Jamali: So, you talk about using AI to fight bad actors. What do you say to someone who hears you say that and says, “You know, I don’t really trust AI with a task as important as protecting our kids”?
Ready: A couple of thoughts. The first would be AI, like any technology, can be used for good or for bad. And, and so we’re really focused on how we use it for good, like the example I gave of inclusive AI, bringing more diversity by default into our feeds, tuning the AI to serve content that’s going to leave you feeling better, that’s going to be additive, and not addictive. But then you can also use it to fight bad actors. And I think I’d flip that around and say, you know, the bad actors are going to use the AI and so, you need to be able to have really good AI to combat that. And so, it’s not about diminishing the importance of something by using AI for it. Actually, AI resources are really hard to come by. These are the hardest engineers to find. GPUs [graphics processing units], which are the core processing that’s required to go power these things, are really scarce resources. And we’re saying those really scarce resources, we’re putting meaningful amounts of that toward protecting our users. That is actually a significant resource allocation. And I think it is actually going to be necessary, because these AI tools are being put in the hands of everyone. And the technology will get put in the hands of good actors and bad actors. And so, you want to make sure that you’re using these things on your platform to provide safety for your users, and combating the bad actors who are also going to try to use these tools as well.
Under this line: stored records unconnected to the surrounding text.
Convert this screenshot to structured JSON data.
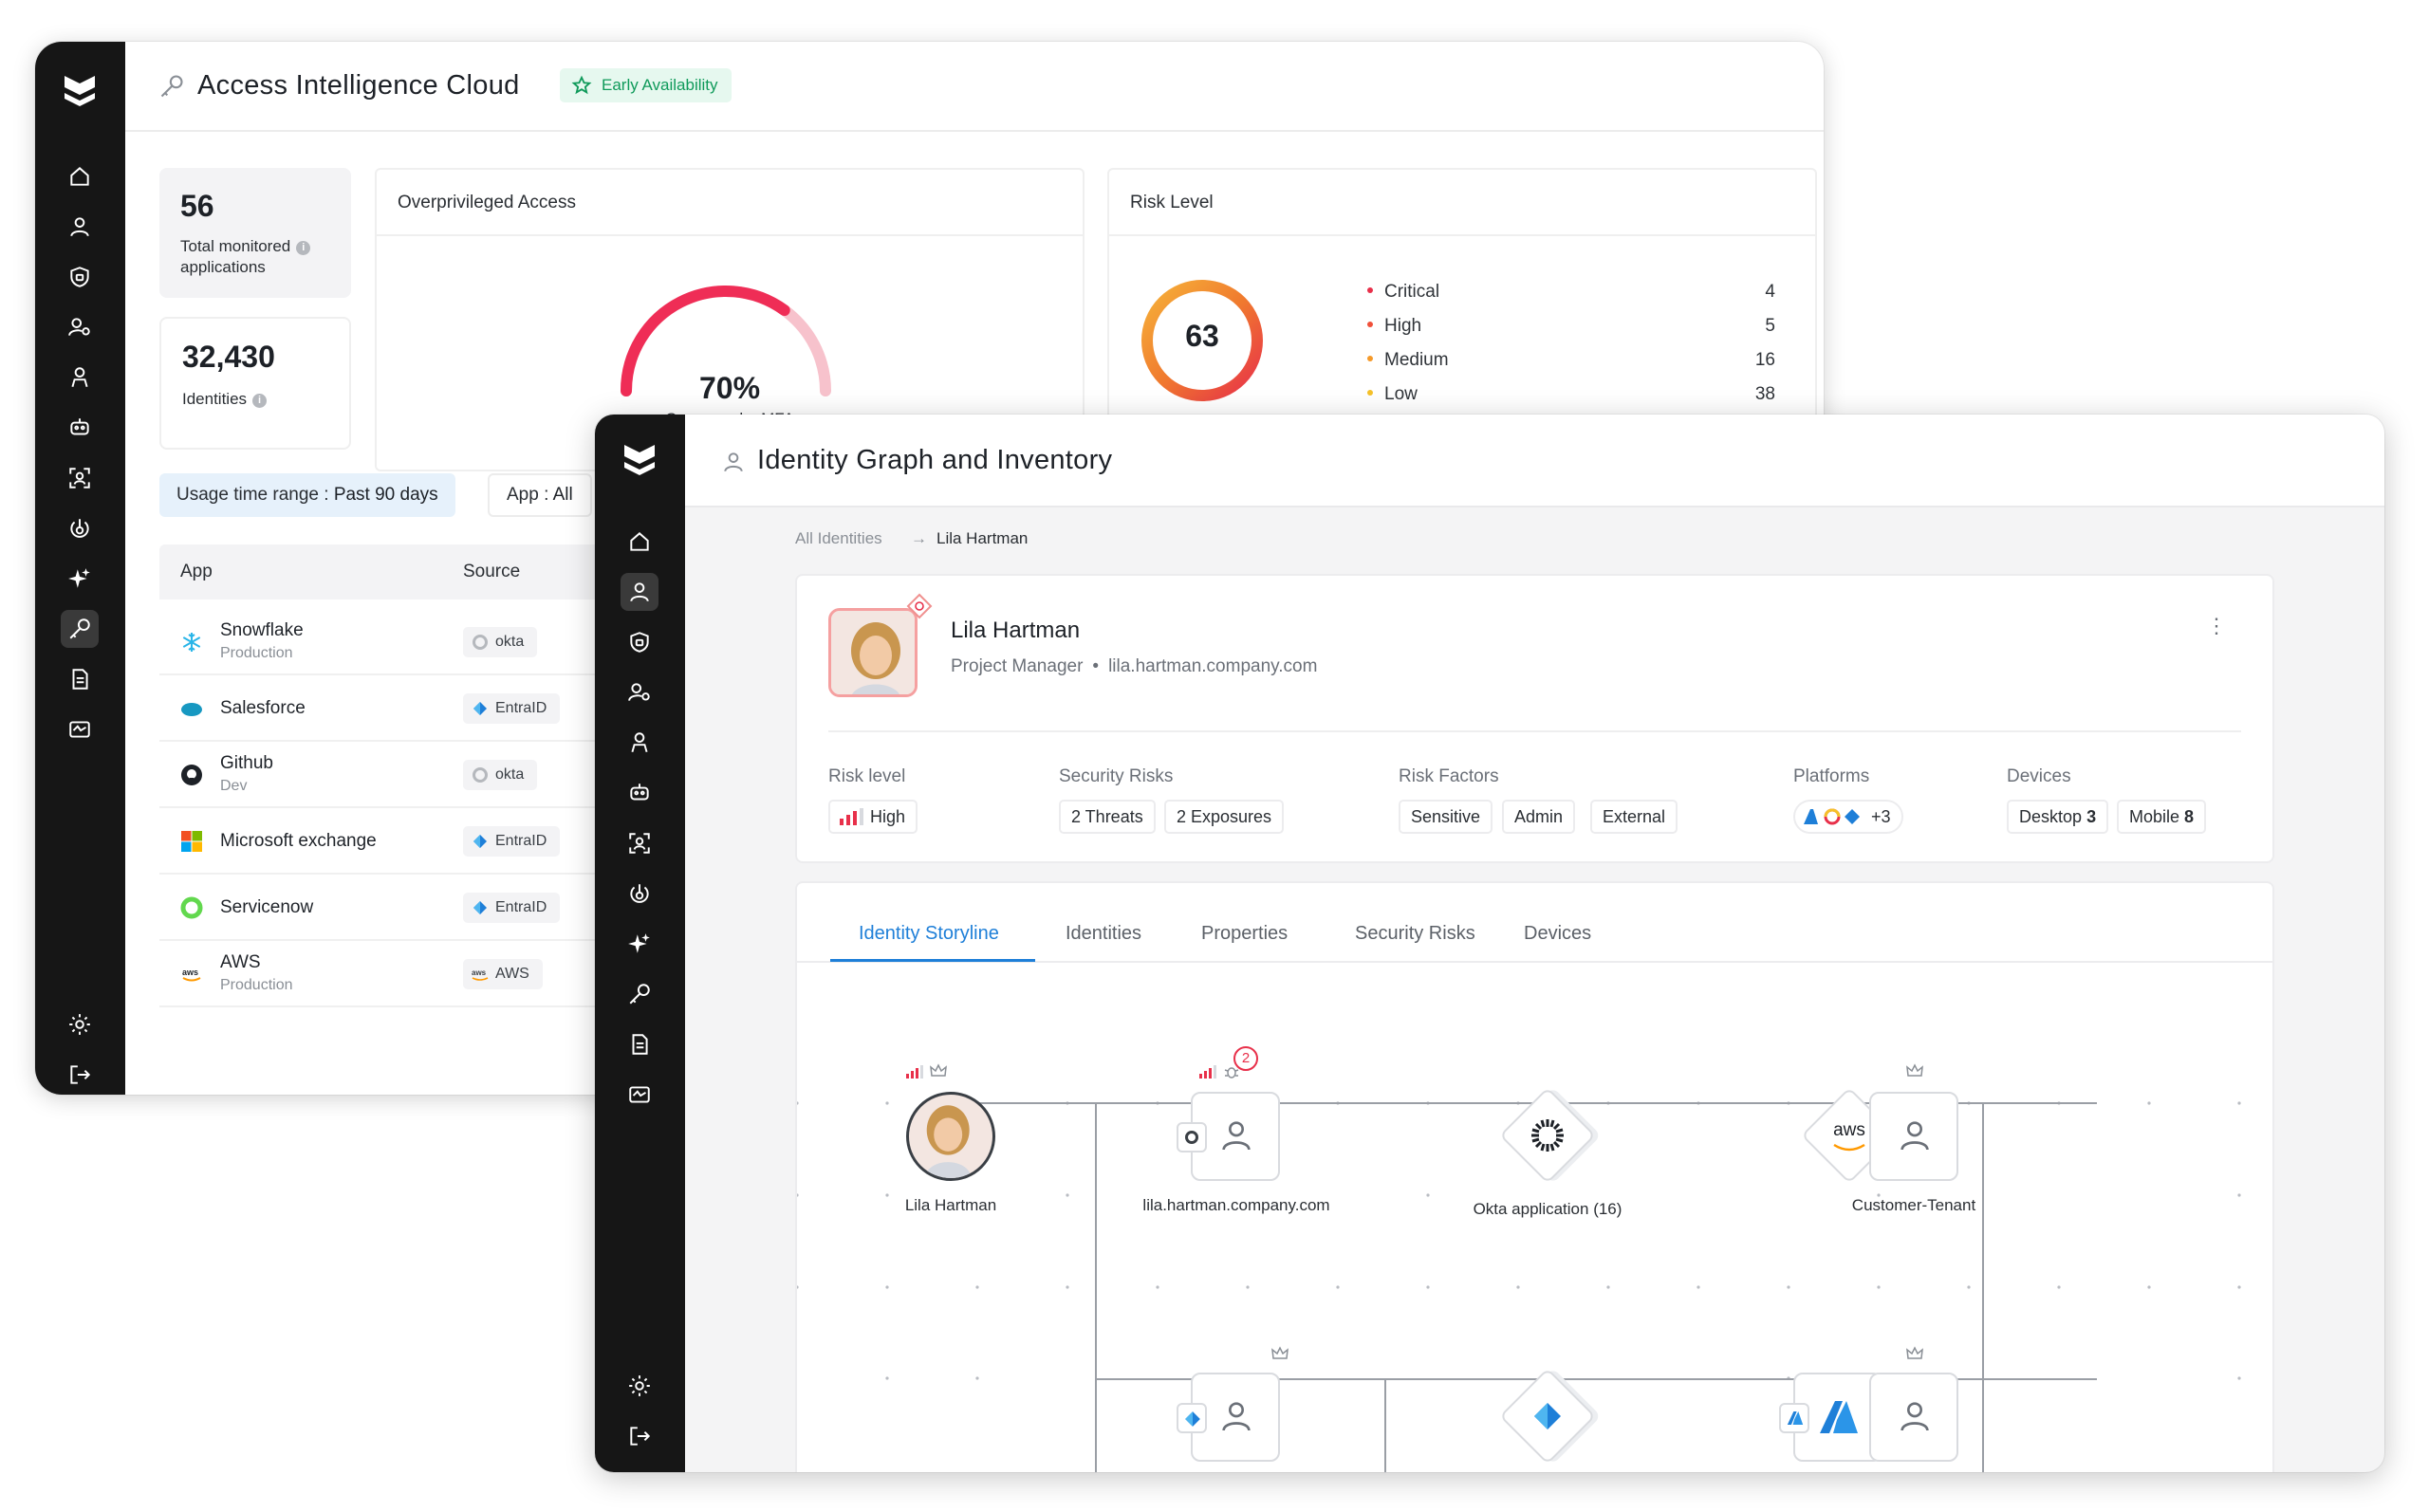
{
  "colors": {
    "sidebar": "#161616",
    "accent_blue": "#1e7fd8",
    "badge_green": "#0f9a5a",
    "risk_red": "#e8304a"
  },
  "window_a": {
    "title": "Access Intelligence Cloud",
    "badge": "Early Availability",
    "stats": [
      {
        "value": "56",
        "label_line1": "Total monitored",
        "label_line2": "applications"
      },
      {
        "value": "32,430",
        "label": "Identities"
      }
    ],
    "overprivileged": {
      "title": "Overprivileged Access",
      "percent": "70%",
      "caption": "Coverage by MFA",
      "coverage_fraction": 0.7
    },
    "risk_level": {
      "title": "Risk Level",
      "score": "63",
      "rows": [
        {
          "label": "Critical",
          "count": "4",
          "color": "#e8304a"
        },
        {
          "label": "High",
          "count": "5",
          "color": "#f0503a"
        },
        {
          "label": "Medium",
          "count": "16",
          "color": "#f59a2a"
        },
        {
          "label": "Low",
          "count": "38",
          "color": "#f5c12a"
        }
      ]
    },
    "filters": {
      "usage_label": "Usage time range :",
      "usage_value": "Past 90 days",
      "app_label": "App :",
      "app_value": "All"
    },
    "table": {
      "headers": [
        "App",
        "Source"
      ],
      "rows": [
        {
          "name": "Snowflake",
          "sub": "Production",
          "source": "okta",
          "icon": "snowflake-icon"
        },
        {
          "name": "Salesforce",
          "sub": "",
          "source": "EntraID",
          "icon": "salesforce-icon"
        },
        {
          "name": "Github",
          "sub": "Dev",
          "source": "okta",
          "icon": "github-icon"
        },
        {
          "name": "Microsoft exchange",
          "sub": "",
          "source": "EntraID",
          "icon": "microsoft-icon"
        },
        {
          "name": "Servicenow",
          "sub": "",
          "source": "EntraID",
          "icon": "servicenow-icon"
        },
        {
          "name": "AWS",
          "sub": "Production",
          "source": "AWS",
          "icon": "aws-icon"
        }
      ]
    }
  },
  "window_b": {
    "title": "Identity Graph and Inventory",
    "breadcrumb": {
      "parent": "All Identities",
      "current": "Lila Hartman"
    },
    "profile": {
      "name": "Lila Hartman",
      "role": "Project Manager",
      "email": "lila.hartman.company.com",
      "sections": {
        "risk_level": {
          "label": "Risk level",
          "value": "High"
        },
        "security_risks": {
          "label": "Security Risks",
          "chips": [
            "2 Threats",
            "2 Exposures"
          ]
        },
        "risk_factors": {
          "label": "Risk Factors",
          "chips": [
            "Sensitive",
            "Admin",
            "External"
          ]
        },
        "platforms": {
          "label": "Platforms",
          "extra": "+3"
        },
        "devices": {
          "label": "Devices",
          "chips": [
            {
              "name": "Desktop",
              "count": "3"
            },
            {
              "name": "Mobile",
              "count": "8"
            }
          ]
        }
      }
    },
    "tabs": [
      "Identity Storyline",
      "Identities",
      "Properties",
      "Security Risks",
      "Devices"
    ],
    "graph": {
      "nodes": [
        "Lila Hartman",
        "lila.hartman.company.com",
        "Okta application (16)",
        "aws",
        "Customer-Tenant"
      ],
      "alert_count": "2"
    }
  }
}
In our conversation, Bill Ready told me about the Inspired Internet Pledge that Pinterest signed last summer.
It was created by the Digital Wellness Lab at Boston Children’s Hospital in collaboration with Pinterest, and it’s described as a call to action for tech companies to unite and make the internet a “safer and healthier place for everyone.”
Signatories of the pledge commit to three basic principles for their products: Tune for well-being, listen and act, and commit to openness. So far, 10 companies have signed the pledge, one of which is TikTok.